All I can say is that if these individuals are seriously worried about the damage that Mandelson’s soap-opera like revelations will do to the national memory of New Labour, then they are deeply deluded about how the general public perceive their time in office. There are many reasons that are far more serious, and more brutally relevant to people’s daily lives, that cause so many people look back on the last decade with a mixture of bitterness and disappointment. I don’t need to provide a shopping list of New Labour’s failures to make this point. It is sufficient to say that the those office spent 13 years creating a less equal society in very good economic times.

What became very clear to me during the general election campaign was that, despite the widespread portrayal of the demos as stupid and fickle, scandals and personal failings have relatively little impact. The televised discovery that three labour MPs appeared willing to sell their integrity to corporate lobbyists made no discernible impact on the opinion polls.

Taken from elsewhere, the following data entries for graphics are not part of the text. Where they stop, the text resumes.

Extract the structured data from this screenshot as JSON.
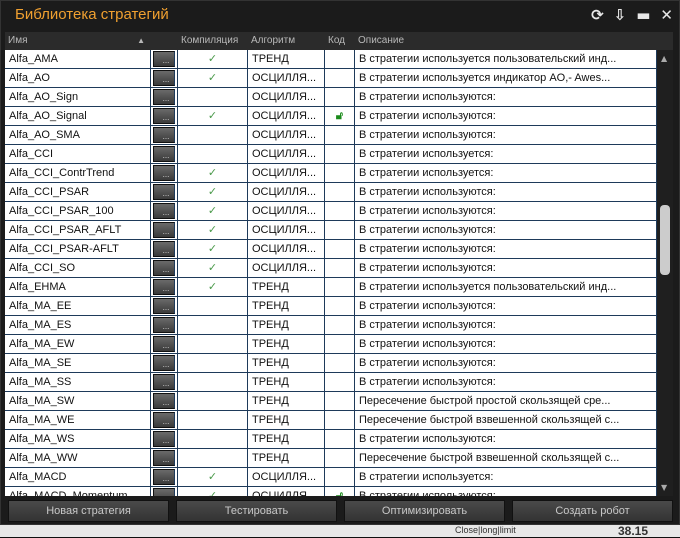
{
  "window": {
    "title": "Библиотека стратегий",
    "icons": [
      "refresh-icon",
      "download-icon",
      "minimize-icon",
      "close-icon"
    ]
  },
  "columns": {
    "name": "Имя",
    "compile": "Компиляция",
    "algorithm": "Алгоритм",
    "code": "Код",
    "description": "Описание",
    "sort": "▲"
  },
  "rows": [
    {
      "name": "Alfa_AMA",
      "compiled": true,
      "algorithm": "ТРЕНД",
      "locked": false,
      "description": "В стратегии используется пользовательский инд..."
    },
    {
      "name": "Alfa_AO",
      "compiled": true,
      "algorithm": "ОСЦИЛЛЯ...",
      "locked": false,
      "description": "В стратегии используется индикатор AO,- Awes..."
    },
    {
      "name": "Alfa_AO_Sign",
      "compiled": false,
      "algorithm": "ОСЦИЛЛЯ...",
      "locked": false,
      "description": "В стратегии используются:"
    },
    {
      "name": "Alfa_AO_Signal",
      "compiled": true,
      "algorithm": "ОСЦИЛЛЯ...",
      "locked": true,
      "description": "В стратегии используются:"
    },
    {
      "name": "Alfa_AO_SMA",
      "compiled": false,
      "algorithm": "ОСЦИЛЛЯ...",
      "locked": false,
      "description": "В стратегии используются:"
    },
    {
      "name": "Alfa_CCI",
      "compiled": false,
      "algorithm": "ОСЦИЛЛЯ...",
      "locked": false,
      "description": "В стратегии используется:"
    },
    {
      "name": "Alfa_CCI_ContrTrend",
      "compiled": true,
      "algorithm": "ОСЦИЛЛЯ...",
      "locked": false,
      "description": "В стратегии используется:"
    },
    {
      "name": "Alfa_CCI_PSAR",
      "compiled": true,
      "algorithm": "ОСЦИЛЛЯ...",
      "locked": false,
      "description": "В стратегии используются:"
    },
    {
      "name": "Alfa_CCI_PSAR_100",
      "compiled": true,
      "algorithm": "ОСЦИЛЛЯ...",
      "locked": false,
      "description": "В стратегии используются:"
    },
    {
      "name": "Alfa_CCI_PSAR_AFLT",
      "compiled": true,
      "algorithm": "ОСЦИЛЛЯ...",
      "locked": false,
      "description": "В стратегии используются:"
    },
    {
      "name": "Alfa_CCI_PSAR-AFLT",
      "compiled": true,
      "algorithm": "ОСЦИЛЛЯ...",
      "locked": false,
      "description": "В стратегии используются:"
    },
    {
      "name": "Alfa_CCI_SO",
      "compiled": true,
      "algorithm": "ОСЦИЛЛЯ...",
      "locked": false,
      "description": "В стратегии используются:"
    },
    {
      "name": "Alfa_EHMA",
      "compiled": true,
      "algorithm": "ТРЕНД",
      "locked": false,
      "description": "В стратегии используется пользовательский инд..."
    },
    {
      "name": "Alfa_MA_EE",
      "compiled": false,
      "algorithm": "ТРЕНД",
      "locked": false,
      "description": "В стратегии используются:"
    },
    {
      "name": "Alfa_MA_ES",
      "compiled": false,
      "algorithm": "ТРЕНД",
      "locked": false,
      "description": "В стратегии используются:"
    },
    {
      "name": "Alfa_MA_EW",
      "compiled": false,
      "algorithm": "ТРЕНД",
      "locked": false,
      "description": "В стратегии используются:"
    },
    {
      "name": "Alfa_MA_SE",
      "compiled": false,
      "algorithm": "ТРЕНД",
      "locked": false,
      "description": "В стратегии используются:"
    },
    {
      "name": "Alfa_MA_SS",
      "compiled": false,
      "algorithm": "ТРЕНД",
      "locked": false,
      "description": "В стратегии используются:"
    },
    {
      "name": "Alfa_MA_SW",
      "compiled": false,
      "algorithm": "ТРЕНД",
      "locked": false,
      "description": "Пересечение быстрой простой скользящей сре..."
    },
    {
      "name": "Alfa_MA_WE",
      "compiled": false,
      "algorithm": "ТРЕНД",
      "locked": false,
      "description": "Пересечение быстрой взвешенной скользящей с..."
    },
    {
      "name": "Alfa_MA_WS",
      "compiled": false,
      "algorithm": "ТРЕНД",
      "locked": false,
      "description": "В стратегии используются:"
    },
    {
      "name": "Alfa_MA_WW",
      "compiled": false,
      "algorithm": "ТРЕНД",
      "locked": false,
      "description": "Пересечение быстрой взвешенной скользящей с..."
    },
    {
      "name": "Alfa_MACD",
      "compiled": true,
      "algorithm": "ОСЦИЛЛЯ...",
      "locked": false,
      "description": "В стратегии используется:"
    },
    {
      "name": "Alfa_MACD_Momentum",
      "compiled": true,
      "algorithm": "ОСЦИЛЛЯ...",
      "locked": true,
      "description": "В стратегии используются:"
    }
  ],
  "row_button_label": "...",
  "buttons": {
    "new": "Новая стратегия",
    "test": "Тестировать",
    "optimize": "Оптимизировать",
    "create_robot": "Создать робот"
  },
  "background": {
    "order_type": "Close|long|limit",
    "value": "38.15"
  },
  "colors": {
    "title": "#f0a030",
    "check": "#4a9a4a",
    "lock": "#1a8a1a"
  }
}
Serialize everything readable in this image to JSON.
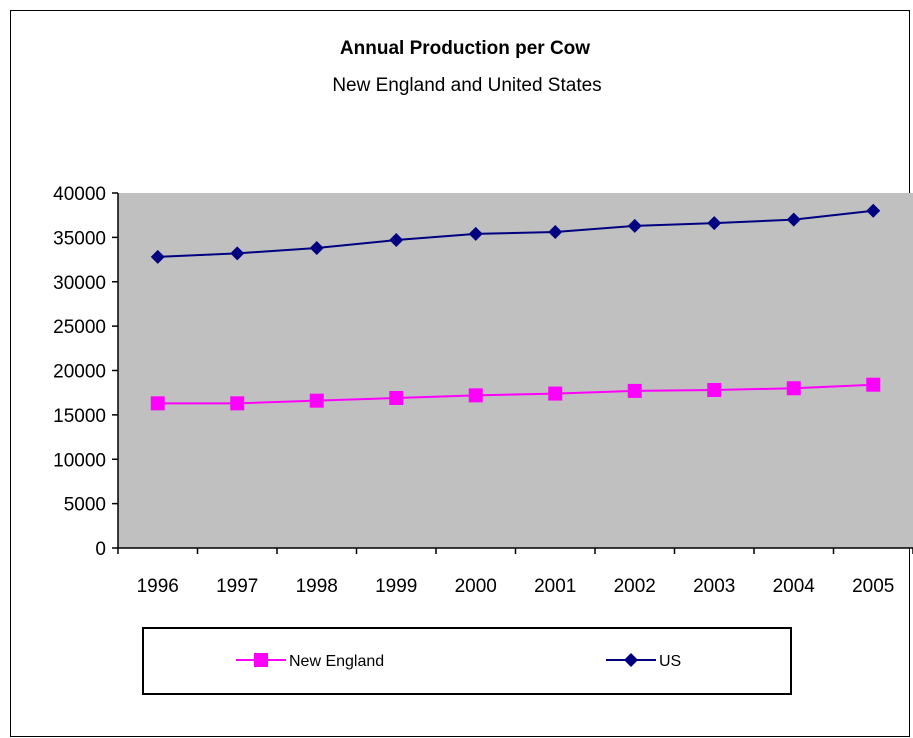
{
  "chart_data": {
    "type": "line",
    "title": "Annual Production per Cow",
    "subtitle": "New England and United States",
    "xlabel": "",
    "ylabel": "",
    "categories": [
      "1996",
      "1997",
      "1998",
      "1999",
      "2000",
      "2001",
      "2002",
      "2003",
      "2004",
      "2005"
    ],
    "ylim": [
      0,
      40000
    ],
    "yticks": [
      "0",
      "5000",
      "10000",
      "15000",
      "20000",
      "25000",
      "30000",
      "35000",
      "40000"
    ],
    "grid": false,
    "plot_background": "#c0c0c0",
    "legend_position": "bottom",
    "series": [
      {
        "name": "New England",
        "color": "#ff00ff",
        "marker": "square",
        "values": [
          16300,
          16300,
          16600,
          16900,
          17200,
          17400,
          17700,
          17800,
          18000,
          18400
        ]
      },
      {
        "name": "US",
        "color": "#000080",
        "marker": "diamond",
        "values": [
          32800,
          33200,
          33800,
          34700,
          35400,
          35600,
          36300,
          36600,
          37000,
          38000
        ]
      }
    ]
  }
}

When the remnants of the New Labour government turn Mandelson into a demonic figure, when the likes of Ed Miliband say that the party needs a “new generation” of leaders who are not, um, Peter Mandelson but were nonetheless faithful servants throughout the New Labour project, they try in vain to run a way from the real political changes that are necessary if Labour is to win back the 1.5 million working class C2 voters who so decisively deserted the party in May.